Read The Book of the Bizarre: Freaky Facts and Strange Stories Online
Authors: Varla Ventura
Long ago, people looked at their reflections in water and were amazed because they thought they were glimpsing their soul. When the reflected image was altered by waves or ripples, they thought that their soul was in danger. Over time, this belief morphed into the belief that if someone broke a mirror, it would take seven years for their soul to return to them. The term of seven years was established by the Romans, who believed it took a body seven years to repair itself. These beliefs eventually became the superstition that breaking a mirror means seven years of bad luck.
Another superstition says that should a mirror fall and break on its own, a death in the home is soon to be
expected. Even the house where the mirror breaks is thought to be cursed for seven years. Looking at your reflection in a mirror by candlelight is also said to bring bad luck.
“SUPERSTITION BRINGS THE GODS INTO EVEN THE SMALLEST MATTERS.”
—TITUS LIVY
For thousands of years, superstitions about salt have been incorporated into religious, domestic, and business practices. Because salt could preserve food, people thought it had the power to protect them as well. Salt was poured into wells to purify water against evil and placed on the chest of a corpse before burial. Mothers even salted their babies, believing salt would lengthen their lives.
In biblical times, people ate salt to ensure that business agreements would remain true. But salt was not always considered good luck—it was forbidden to speak the word “salt” while at sea for fear of the consequences.
In supernatural workings, salt is also relied upon. It is often placed in the corners of a room before a spell is cast, and people often take ritual salt baths to break harmful spells put upon them. It is also understood that when we spill salt, friendly spirits to our right are warning us that evil approaches on the left; tossing a pinch of salt over the left shoulder staves off danger.
Hundreds of years ago, people traveled very little. Communities were fearful of the world that existed
beyond the boundaries of their villages. Witches and ominous gods were thought to live among the surrounding mountains, valleys, and seas. People believed that the stranger knocking on their door could be a spirit in disguise. If not treated hospitably, the spirit could cast an evil spell on a home. So families welcomed strangers and treated them well, providing them with food and comfort, so that the spirit-stranger would leave their homes in peace when he or she moved on.

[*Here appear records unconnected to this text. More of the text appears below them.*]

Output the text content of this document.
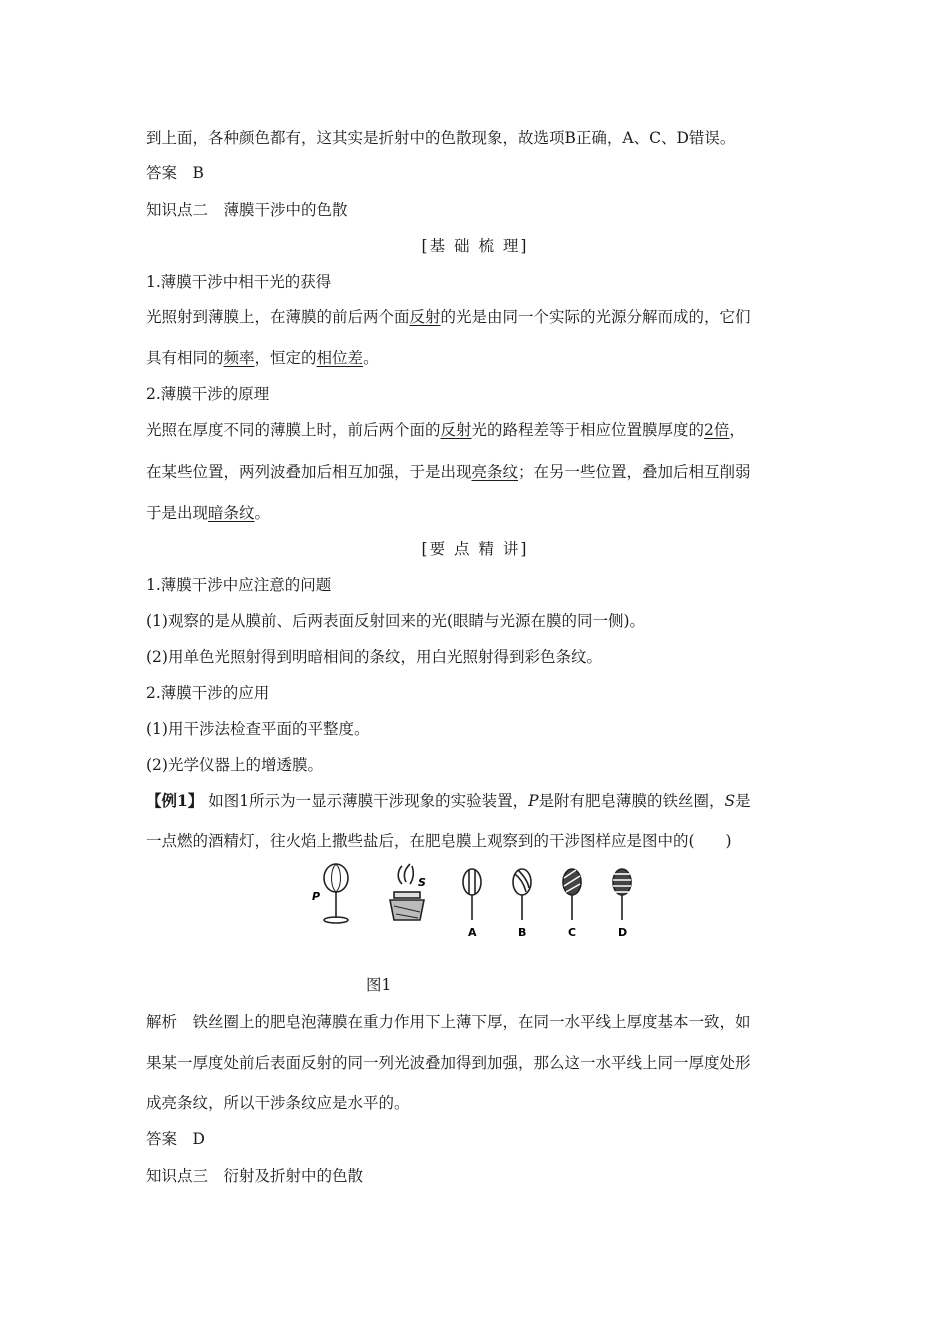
到上面，各种颜色都有，这其实是折射中的色散现象，故选项B正确，A、C、D错误。
答案　B
知识点二　薄膜干涉中的色散
[基 础 梳 理]
1.薄膜干涉中相干光的获得
光照射到薄膜上，在薄膜的前后两个面反射的光是由同一个实际的光源分解而成的，它们
具有相同的频率，恒定的相位差。
2.薄膜干涉的原理
光照在厚度不同的薄膜上时，前后两个面的反射光的路程差等于相应位置膜厚度的2倍，
在某些位置，两列波叠加后相互加强，于是出现亮条纹；在另一些位置，叠加后相互削弱
于是出现暗条纹。
[要 点 精 讲]
1.薄膜干涉中应注意的问题
(1)观察的是从膜前、后两表面反射回来的光(眼睛与光源在膜的同一侧)。
(2)用单色光照射得到明暗相间的条纹，用白光照射得到彩色条纹。
2.薄膜干涉的应用
(1)用干涉法检查平面的平整度。
(2)光学仪器上的增透膜。
【例1】 如图1所示为一显示薄膜干涉现象的实验装置，P是附有肥皂薄膜的铁丝圈，S是
一点燃的酒精灯，往火焰上撒些盐后，在肥皂膜上观察到的干涉图样应是图中的(　　)
P
S
A	B	C	D
图1
解析　铁丝圈上的肥皂泡薄膜在重力作用下上薄下厚，在同一水平线上厚度基本一致，如
果某一厚度处前后表面反射的同一列光波叠加得到加强，那么这一水平线上同一厚度处形
成亮条纹，所以干涉条纹应是水平的。
答案　D
知识点三　衍射及折射中的色散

Historical explanations seem to justify the superstition that walking under a ladder brings bad luck. To the ancient Egyptians, the triangular shape of pyramids was sacred, and to walk under a ladder would be to break the triangle it formed with the wall. This act, they believed, would have deadly consequences.
The Christians believed that the triangle formed by a ladder leaning against a wall represented the Holy Trinity (the Father, Son [Jesus Christ], and Holy Ghost). If you were to walk under the ladder, you would be violating the Holy Trinity. It was also feared that when you walked through the ladder-based triangle, you walked with the devil.
In more recent times, tall ladders were used to take down the corpse from the noose after someone had been hanged. It was believed that if you walked under that ladder, the dead person, swinging from the gallows above, would watch you pass, and then you, too, would meet your death. It was also feared that the body would fall onto those who crossed below the ladder.